Let’s say that you have got a law suit against some company, the Celluloid Frying Pan Company, Inc. for 20 million dollars for manufacturing a product that issued noxious gasses and poisons when used, which product caused the death of one of your loved ones. And let’s go further, and say that the government, alarmed by the potential dangers inherent in the products of the Celluloid Frying Pan company, and other companies like it, in an attempt to curb and discourage the use of such products, have passed legislation that such companies can no longer advertise their products on billboards or in magazines or on television anywhere in the United States. Let’s further say that as a result of such campaign of discouragement, less and less people every day are buying and using celluloid fraying pans precisely because of the deleterious effect caused by the use of them.
Now your lawyer tells you that the lawyers for Celluloid Frying Pan have offered to settle your law suit against them for the $20 million you sued them for. BUT, they say, the only way they can pay you this amount of money is if they pay you a million dollars a year over the next 20 or so years (taking into consideration interest at the legal rate for the outstanding amount of the judgment).
You have to decide whether or not this is a good deal. You ask your lawyer what he or she thinks. And the lawyer tells you it’s iffy. For example, your barrister points out, if Celluloid Frying Pan goes belly up as a result of having no business – because of the United States Government’s affirmative discouragement program – next year, or five, or ten years from now, you aren’t going to be able to collect a cent.
And you say to the lawyer, Hey! That’s not fair. And your lawyer says to you, fairness stopped at the threshold of the 3rd , maybe 2nd grade. This is what is called, in legal terms, he says. Welcome to The Real World.
Is there anything that can be done to guarantee the payment, you ask? Yeah, says the lawyer, if they put up securities or cash in escrow in sufficient amount to guarantee the balance. But they’re not offering that. They’re offering their corporate signature on a piece of paper.
What happens if the company goes out of business? you ask. Is there any kind of government guarantee for corporations or businesses that go out of business. Nope!
What do you think, you ask the lawyer. You think such big companies can just go out of business. I never expected Pan American Airways to go out of business. Nor Eastern Airlines. Nor Nabisco. So, could they go out of business? Sure. Will they? Who knows?
But they’re diversifying, you tell your lawyer. They’ll have other interests that can pay, right? If I were advising them as a client, just like I would advise you, if one aspect of your business is going into the toilet, sure as hell, don’t diversify and blend your new, good business to your old, failing corporation. Form a totally independent corporation, one that is totally free of any obligatory liability from the old business.
Hell, that’s not fair – I know, I know, 3rd grade. Screw it, you tell the lawyer, that settlement isn’t worth the paper it’s written on. Get me some cash or don’t settle.
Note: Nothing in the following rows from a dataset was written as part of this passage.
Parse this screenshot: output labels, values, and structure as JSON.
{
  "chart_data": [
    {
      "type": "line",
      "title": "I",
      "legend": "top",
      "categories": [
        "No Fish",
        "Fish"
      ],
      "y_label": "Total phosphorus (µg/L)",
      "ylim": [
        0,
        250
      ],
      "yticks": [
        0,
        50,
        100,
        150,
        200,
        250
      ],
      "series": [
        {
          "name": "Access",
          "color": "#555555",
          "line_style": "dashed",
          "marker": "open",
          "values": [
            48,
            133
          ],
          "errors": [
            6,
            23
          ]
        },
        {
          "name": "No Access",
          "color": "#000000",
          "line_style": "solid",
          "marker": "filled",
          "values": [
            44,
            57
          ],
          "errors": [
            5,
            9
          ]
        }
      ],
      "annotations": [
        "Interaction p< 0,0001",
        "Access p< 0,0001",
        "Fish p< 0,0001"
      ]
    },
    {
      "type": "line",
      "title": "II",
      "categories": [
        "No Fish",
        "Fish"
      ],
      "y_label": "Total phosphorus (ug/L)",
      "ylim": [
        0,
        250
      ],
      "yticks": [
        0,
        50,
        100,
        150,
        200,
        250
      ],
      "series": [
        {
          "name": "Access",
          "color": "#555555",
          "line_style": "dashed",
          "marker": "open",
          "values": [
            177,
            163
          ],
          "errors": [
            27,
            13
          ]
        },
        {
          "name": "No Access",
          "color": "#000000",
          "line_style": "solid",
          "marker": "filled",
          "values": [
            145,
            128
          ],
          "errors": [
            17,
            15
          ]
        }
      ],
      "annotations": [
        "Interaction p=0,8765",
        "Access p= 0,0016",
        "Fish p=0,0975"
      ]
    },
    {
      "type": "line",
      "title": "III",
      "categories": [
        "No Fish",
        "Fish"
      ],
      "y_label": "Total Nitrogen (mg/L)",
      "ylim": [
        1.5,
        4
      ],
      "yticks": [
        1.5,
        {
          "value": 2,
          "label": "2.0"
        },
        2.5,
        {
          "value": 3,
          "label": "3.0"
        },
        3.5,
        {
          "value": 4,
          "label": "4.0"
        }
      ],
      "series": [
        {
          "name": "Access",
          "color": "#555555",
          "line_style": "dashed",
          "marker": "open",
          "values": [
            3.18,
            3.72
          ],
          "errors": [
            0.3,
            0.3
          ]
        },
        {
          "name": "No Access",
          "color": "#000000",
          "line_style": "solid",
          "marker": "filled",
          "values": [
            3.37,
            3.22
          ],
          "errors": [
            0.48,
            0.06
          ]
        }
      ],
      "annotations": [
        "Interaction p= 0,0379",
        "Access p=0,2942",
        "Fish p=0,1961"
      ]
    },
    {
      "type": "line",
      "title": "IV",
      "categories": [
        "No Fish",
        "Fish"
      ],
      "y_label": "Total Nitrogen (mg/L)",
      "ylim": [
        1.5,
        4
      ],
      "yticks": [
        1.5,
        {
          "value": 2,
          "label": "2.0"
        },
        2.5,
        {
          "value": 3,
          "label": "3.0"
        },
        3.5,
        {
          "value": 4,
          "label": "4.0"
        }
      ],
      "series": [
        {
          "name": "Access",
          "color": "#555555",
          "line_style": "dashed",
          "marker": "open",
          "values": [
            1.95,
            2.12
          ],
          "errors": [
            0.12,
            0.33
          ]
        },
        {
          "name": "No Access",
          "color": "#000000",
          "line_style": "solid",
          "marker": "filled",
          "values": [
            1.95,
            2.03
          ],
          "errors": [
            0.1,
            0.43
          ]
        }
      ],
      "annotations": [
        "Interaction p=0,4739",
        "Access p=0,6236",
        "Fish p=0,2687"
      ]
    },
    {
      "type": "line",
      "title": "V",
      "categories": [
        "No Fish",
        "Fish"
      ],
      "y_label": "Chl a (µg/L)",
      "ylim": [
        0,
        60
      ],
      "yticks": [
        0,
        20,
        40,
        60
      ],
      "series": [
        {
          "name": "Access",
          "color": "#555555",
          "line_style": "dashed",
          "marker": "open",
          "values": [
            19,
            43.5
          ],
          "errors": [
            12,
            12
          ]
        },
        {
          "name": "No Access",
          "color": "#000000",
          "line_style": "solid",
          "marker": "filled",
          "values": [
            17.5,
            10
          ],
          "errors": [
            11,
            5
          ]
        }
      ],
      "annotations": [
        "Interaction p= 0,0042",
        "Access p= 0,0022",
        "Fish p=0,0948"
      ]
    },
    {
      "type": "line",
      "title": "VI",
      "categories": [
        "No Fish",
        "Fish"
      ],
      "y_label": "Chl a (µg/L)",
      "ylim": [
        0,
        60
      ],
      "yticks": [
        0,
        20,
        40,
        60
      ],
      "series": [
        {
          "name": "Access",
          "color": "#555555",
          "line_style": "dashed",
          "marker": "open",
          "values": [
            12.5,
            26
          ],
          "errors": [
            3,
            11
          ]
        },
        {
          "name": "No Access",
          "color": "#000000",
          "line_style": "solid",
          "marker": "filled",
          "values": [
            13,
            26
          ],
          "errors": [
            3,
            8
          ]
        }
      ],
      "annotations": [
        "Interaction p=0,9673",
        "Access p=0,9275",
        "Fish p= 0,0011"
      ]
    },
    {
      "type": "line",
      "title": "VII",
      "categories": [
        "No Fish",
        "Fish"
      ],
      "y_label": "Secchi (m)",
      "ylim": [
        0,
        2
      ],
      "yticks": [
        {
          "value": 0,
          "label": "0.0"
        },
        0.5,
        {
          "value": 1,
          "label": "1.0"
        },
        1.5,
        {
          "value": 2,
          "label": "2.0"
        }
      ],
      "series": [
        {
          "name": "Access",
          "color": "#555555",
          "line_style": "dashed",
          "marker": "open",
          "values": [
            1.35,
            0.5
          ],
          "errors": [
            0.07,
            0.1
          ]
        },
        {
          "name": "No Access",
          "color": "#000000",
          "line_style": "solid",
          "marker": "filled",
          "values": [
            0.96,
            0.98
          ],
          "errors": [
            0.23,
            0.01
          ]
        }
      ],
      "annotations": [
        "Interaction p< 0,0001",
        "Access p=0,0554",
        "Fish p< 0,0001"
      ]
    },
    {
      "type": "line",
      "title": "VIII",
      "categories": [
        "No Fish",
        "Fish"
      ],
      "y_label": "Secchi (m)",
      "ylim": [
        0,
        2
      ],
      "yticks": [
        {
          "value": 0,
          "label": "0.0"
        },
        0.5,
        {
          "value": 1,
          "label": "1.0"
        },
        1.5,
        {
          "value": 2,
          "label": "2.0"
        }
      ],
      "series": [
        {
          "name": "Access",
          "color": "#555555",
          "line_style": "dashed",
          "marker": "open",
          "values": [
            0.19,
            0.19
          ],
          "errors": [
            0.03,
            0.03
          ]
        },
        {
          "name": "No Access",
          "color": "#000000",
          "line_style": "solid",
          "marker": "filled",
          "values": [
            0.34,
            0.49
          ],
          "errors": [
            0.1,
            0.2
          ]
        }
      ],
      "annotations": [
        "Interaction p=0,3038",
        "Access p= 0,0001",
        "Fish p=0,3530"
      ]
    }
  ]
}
Well, now, let’s translate the above illustration into current day reality. Here we have Our Heros I and II, Pataki and Guiliani, as well as alleged responsible government officials in all kinds of states and cities, parsing out how they are going to be able to rely upon, spend the reap from, finance our futures as a result of the tobacco companies settling humongous law suits against them, payable over the next 20 or 25 years. In other words, our present political geniuses are planning to support substantial portions of our future budgets bonds that New York State and New York City are going to sell to the public, which bonds, in turn, are going to be paid off with the funds paid by the tobacco companies in settlement of the current law suits.
Meanwhile, at and during the same period of time, the U.S. government is going to do all it can to drive these same tobacco companies out of business. Every place you go, now and into the future, is going to discourages smoking; work in an office, in the middle of winter, you have to go outside and stand in the slush for a puff. Go to a restaurant, and the other customers are aghast if the slightest whiff of cigarette smoke offends their olfactory organs. Go to college, and there’s no smoking in the classes, in the school buildings, in the cafeterias, in the dorms. Go to any government location, fly to anywhere in the world on an American airline – No Smoking! I took a European friend to a game at Yankee stadium; he was dumbfounded, not by the game so much, as by the fact that no one can smoke in an outdoor arena, open to the sky.
And our school budgets for the next 20 years, the re-building of our schools, the hiring and paying for a host of new teachers, and a lot of other future budget items are going to be paid for by bonds that Heroes everywhere are going to try to sell to the public, guaranteed by the tobacco industry settlement money?
Guaranteed??? By money that’s going to come over the next 20 years from businesses that our government is going to do its darnedest to drive right out of business?
Who’s going to buy these bonds? Me? Are you blowing smoke at me, or what?